Harry Kelly, Writer and Expert on Scottish Ceramics

Harry Kelly died in 2008 – he bequeathed a collection of ceramics to The Hunterian Museum and Art Gallery at Glasgow University further information

Harry Kelly

Henry E. (Harry) Kelly is a talented writer, and enthusiastic and friendly West End character and a real expert on Scottish Ceramics. His knowledge of the subject is awesome and his collection breathtaking. His particular interest lies in Scottish spongeware which he believes is the “best” – you can check this out for yourself by visiting the Hunterian Museum at Glasgow University (where Harry was once a student) – he has gifted most of his spongewear collection to the Museum.

Jim and I had a great time visiting Harry whose enthusiasm is infectious. Harry is hooked on ceramics and has a truly wonderful collection: beautiful plates, jugs, bowls, urns, basins, figures, serving dishes can be found on every available surface in his home – and amazingly he can tell you everthing about each individual item. He has many interesting anecdotes and I enjoyed his story about when visiting a school in the Shetlands talk to the children about spongeware and delighted when they brought in samples from thier homes including jugs “where my daddy keeps his brushes”

Scottish Ceramics by Henry E Kelly

His ‘hobby’ developed as a result of going on archeological digs around the West of Scotland in the 60s. This interest has continued to the present day – currently he is President of the Scottish Pottery Society and he is passionate about the subject. Over the years Harry’s interest, expertise and collection have grown at an impressive rate. His knowledge of ceramics and the history of the Scottish Potteries has been captured in his wonderful book “Scottish Ceramics” published by Schiffer in 1999. This Schiffer Book for Collectors, which is beautifully illustrated with photographs by Douglas Leishman, is fascinating and is much more than a collector’s guide. It paints a vivid picture of the history of Scotland’s many potteries from the Borders to Fife (where Wemyss Ware was made); and includes the Glasgow Potteries such as: Bell’s “the most important pottery in the history of the Scottish industry”; Possil Pottery which made “some of the finest porcelain ever produced in Britain”; the Britannia Pottery with its glorious Omar Khayyam designs and The Deltfield formed in the middle of the 18th century by Glagow Merchants and whose products were exported to areas “across the Atlantic Ocean”.

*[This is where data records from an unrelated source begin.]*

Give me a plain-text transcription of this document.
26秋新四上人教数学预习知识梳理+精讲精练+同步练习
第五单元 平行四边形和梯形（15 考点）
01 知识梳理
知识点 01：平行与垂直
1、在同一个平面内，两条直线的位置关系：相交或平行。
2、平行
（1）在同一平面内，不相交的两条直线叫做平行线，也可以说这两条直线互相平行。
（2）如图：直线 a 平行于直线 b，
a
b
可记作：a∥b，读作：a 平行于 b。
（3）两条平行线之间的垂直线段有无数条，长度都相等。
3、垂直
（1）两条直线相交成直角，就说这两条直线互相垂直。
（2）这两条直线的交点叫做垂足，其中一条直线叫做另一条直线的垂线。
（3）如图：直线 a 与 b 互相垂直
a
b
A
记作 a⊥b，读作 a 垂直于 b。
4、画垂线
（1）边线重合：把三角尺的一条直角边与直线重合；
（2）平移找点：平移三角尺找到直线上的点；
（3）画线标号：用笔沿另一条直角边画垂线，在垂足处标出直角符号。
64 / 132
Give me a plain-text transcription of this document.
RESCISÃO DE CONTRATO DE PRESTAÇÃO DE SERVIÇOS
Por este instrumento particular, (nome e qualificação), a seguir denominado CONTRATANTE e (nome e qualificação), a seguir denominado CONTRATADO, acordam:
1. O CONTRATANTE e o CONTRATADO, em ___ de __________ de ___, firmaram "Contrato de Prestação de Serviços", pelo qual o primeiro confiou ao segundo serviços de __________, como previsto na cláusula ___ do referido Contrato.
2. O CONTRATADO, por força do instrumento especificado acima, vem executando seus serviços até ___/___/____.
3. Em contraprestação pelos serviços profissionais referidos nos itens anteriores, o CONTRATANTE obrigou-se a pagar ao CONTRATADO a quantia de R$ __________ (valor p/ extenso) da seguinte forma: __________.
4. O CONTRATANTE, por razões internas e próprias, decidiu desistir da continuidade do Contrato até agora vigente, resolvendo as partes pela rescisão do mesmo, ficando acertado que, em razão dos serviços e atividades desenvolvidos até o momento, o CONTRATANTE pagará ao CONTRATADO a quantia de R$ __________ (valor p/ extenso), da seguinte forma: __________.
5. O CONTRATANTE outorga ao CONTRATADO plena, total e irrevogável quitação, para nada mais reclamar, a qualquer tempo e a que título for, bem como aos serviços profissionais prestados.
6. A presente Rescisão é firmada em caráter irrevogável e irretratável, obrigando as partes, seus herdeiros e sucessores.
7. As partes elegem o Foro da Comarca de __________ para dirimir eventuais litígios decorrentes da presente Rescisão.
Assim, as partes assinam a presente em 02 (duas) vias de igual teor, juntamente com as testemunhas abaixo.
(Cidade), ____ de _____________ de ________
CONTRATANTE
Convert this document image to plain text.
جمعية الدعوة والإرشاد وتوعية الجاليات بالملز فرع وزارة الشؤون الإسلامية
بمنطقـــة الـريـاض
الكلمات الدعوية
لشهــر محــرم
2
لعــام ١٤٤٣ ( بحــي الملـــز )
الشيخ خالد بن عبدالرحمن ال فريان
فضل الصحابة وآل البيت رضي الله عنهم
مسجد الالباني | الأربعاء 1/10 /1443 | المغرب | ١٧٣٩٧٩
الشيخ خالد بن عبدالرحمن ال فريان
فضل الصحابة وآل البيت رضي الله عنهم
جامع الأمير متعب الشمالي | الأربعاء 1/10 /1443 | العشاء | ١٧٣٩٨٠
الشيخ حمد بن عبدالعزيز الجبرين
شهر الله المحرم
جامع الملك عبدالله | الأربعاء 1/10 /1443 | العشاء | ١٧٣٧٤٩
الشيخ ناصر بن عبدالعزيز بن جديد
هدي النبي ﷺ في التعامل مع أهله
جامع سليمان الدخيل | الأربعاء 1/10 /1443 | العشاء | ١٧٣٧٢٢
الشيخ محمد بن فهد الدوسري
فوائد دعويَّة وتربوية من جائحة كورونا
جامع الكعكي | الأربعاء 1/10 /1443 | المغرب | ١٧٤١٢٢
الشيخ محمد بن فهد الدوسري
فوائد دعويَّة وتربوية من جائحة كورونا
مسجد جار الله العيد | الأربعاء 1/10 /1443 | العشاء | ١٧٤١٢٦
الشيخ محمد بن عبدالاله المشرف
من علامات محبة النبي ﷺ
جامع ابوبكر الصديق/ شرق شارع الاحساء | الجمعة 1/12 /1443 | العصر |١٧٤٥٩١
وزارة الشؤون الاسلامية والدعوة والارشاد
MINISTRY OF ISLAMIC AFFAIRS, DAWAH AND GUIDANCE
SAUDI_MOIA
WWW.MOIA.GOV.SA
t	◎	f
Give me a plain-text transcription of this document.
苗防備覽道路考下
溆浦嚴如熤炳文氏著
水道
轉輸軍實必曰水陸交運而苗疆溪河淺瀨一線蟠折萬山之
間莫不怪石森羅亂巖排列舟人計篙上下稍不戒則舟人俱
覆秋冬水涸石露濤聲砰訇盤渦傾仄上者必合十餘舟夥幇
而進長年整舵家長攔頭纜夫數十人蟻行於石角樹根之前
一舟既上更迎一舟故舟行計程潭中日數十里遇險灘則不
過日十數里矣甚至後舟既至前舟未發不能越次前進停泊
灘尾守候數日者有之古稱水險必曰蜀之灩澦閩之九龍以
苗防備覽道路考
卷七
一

“Scottish Ceramics” is full of fascinating information and its original research “sets the record straight” on Scotland’s contribution to ceramics found throughout the world. It brings to life this fascinating part of Scotland’s history and is totally abosorbing – unlike most history books it is also a feast for the eyes, showing the remarkable and extensive range of ceramics produced in the various potteries.
I have pored over this book for hours and just know that antique browsing is never going to be the same again! I look forward to Harry’s new publication on Scottish Spongeware which will be published by Schiffer later this year.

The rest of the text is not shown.